Nefret edermiş dikenlerinden.  Çok çirkin bulurmuş kendini. Annesi onu “Benim güzel kirpiciğim,” diye sevse de fayda etmezmiş. Babası onu “Yavruların yavrusu, güzeller güzeli,” diye sevse de kar etmezmiş. Onlara bir şey çaktırmazmış kirpicik, üzülmesinler diye. Gidip gidip sudaki aksine bakarmış. O güzel gülümsemesini görmezmiş kara küçük boncuk gözleri, sadece diken diken sırtındakileri görürmüş ve ağlarmış:

- Nefret ediyorum dikenlerimden, nefret ediyorum  kirpi olmaktan, nefret ediyorum küçük olmaktan, nefret ediyorum buralarda yaşamaktan, nefret ediyorum bu ormandan… 

“Başlamışken her şeyden nefret edelim de rahatlayalım” tavrı kirpiciği gaza getirse de, pek bir işe yaramazmış, her şeyden nefret edermiş ama bir türlü rahatlayamazmış. Üstelik kirpiciği daha da çıldırtacak şekilde dudakları ona inanmaz, gülümsemeye devam edermiş. Gözyaşları akar akarmış, ormanlardan ormanlara akan ferah sulara karışır, yine de kirpiciği ferahlatamazmış. Oysa ki, ormandaki en güzel, en parlak, en gölgeli dikenler ondaymış. Dipleri koyu koyu, uçları açık açıkmış. Güneşte pırıl pırıl parlarmış. Onun derdi aslında nasıl göründüğüyle değilmiş, ama o öyle sanırmış. 

Kirpicik aslında dikenlerini kontrol edemezmiş. Bir kirpi için fazla hareketliymiş kirpicik, öyle neşeli, öyle hareketli, öyle kirpi gibi değilmiş ki, kendisi de unuturmuş çoğunluk ne olduğunu. Arkadaşlarıyla oyun mu oyamaya kalktı, biraz neşelendi mi, biraz coştu mu, o dikenler  birinin ya  gözünü, ya yanağını, ya burnunu deşermiş. O pis çirkin dediği dikenleri, kendisi istemediği halde her yere, herkese batar dururmuş.  Dikenler batınca ne olurmuş dersiniz? Kirpicik canı yanan arkadaşına yardım edecek diye, daha bir abanırmış üstüne, ve deşilmedik yerleri  varsa zavallı arkadaşın,  onları da deşermiş kirpiciğin nefret ettiği ama bir türlü kurtulamadığı dikenleri. Ve her canı yanan kaçarmış. Kirpicik kalırmış arkadaşsız. Bu ormanda yapayalnız.

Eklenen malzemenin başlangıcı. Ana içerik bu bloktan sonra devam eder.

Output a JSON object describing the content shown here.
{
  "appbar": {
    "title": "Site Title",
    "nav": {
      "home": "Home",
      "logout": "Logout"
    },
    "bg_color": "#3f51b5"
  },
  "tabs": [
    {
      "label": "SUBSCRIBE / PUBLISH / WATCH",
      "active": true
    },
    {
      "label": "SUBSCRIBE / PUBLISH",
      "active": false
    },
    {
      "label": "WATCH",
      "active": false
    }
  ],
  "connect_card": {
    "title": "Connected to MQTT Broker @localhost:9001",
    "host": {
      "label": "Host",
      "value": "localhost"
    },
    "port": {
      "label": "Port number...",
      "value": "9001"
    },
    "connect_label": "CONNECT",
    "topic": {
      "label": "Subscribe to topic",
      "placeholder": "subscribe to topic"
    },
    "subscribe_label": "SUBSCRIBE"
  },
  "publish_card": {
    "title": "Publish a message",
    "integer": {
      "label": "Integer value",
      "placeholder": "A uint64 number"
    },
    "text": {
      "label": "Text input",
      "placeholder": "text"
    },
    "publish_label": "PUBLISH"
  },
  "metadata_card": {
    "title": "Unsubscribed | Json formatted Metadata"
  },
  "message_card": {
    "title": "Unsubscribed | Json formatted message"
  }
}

Günlerden bir gün, bedbaht kirpicik  yine yalnız başına, annesine seslenmiş: 
-Anne ben su kenarına gidiyorum.
-Kiminle gidiyorsun bakalım?
-Arkadaşım mı var ki? Kendi kendimle gidiyorum tabi ki. Biraz dolaşacağım, belki yeni birileriyle arkadaş olurum.

Annesi “Peki, ama dikkat et” demiş. Günlerdir pek dalgınmış kirpicik, ve annesi de burnunu fazla sokmadan, uzaktan göz ucundan ayırmadan takip edermiş yavrusunu. O gün de peki, demiş demesine de, hemen işini gücünü bırakıp seğirtmiş dalgın ve mutsuz yavrusunun arkasından.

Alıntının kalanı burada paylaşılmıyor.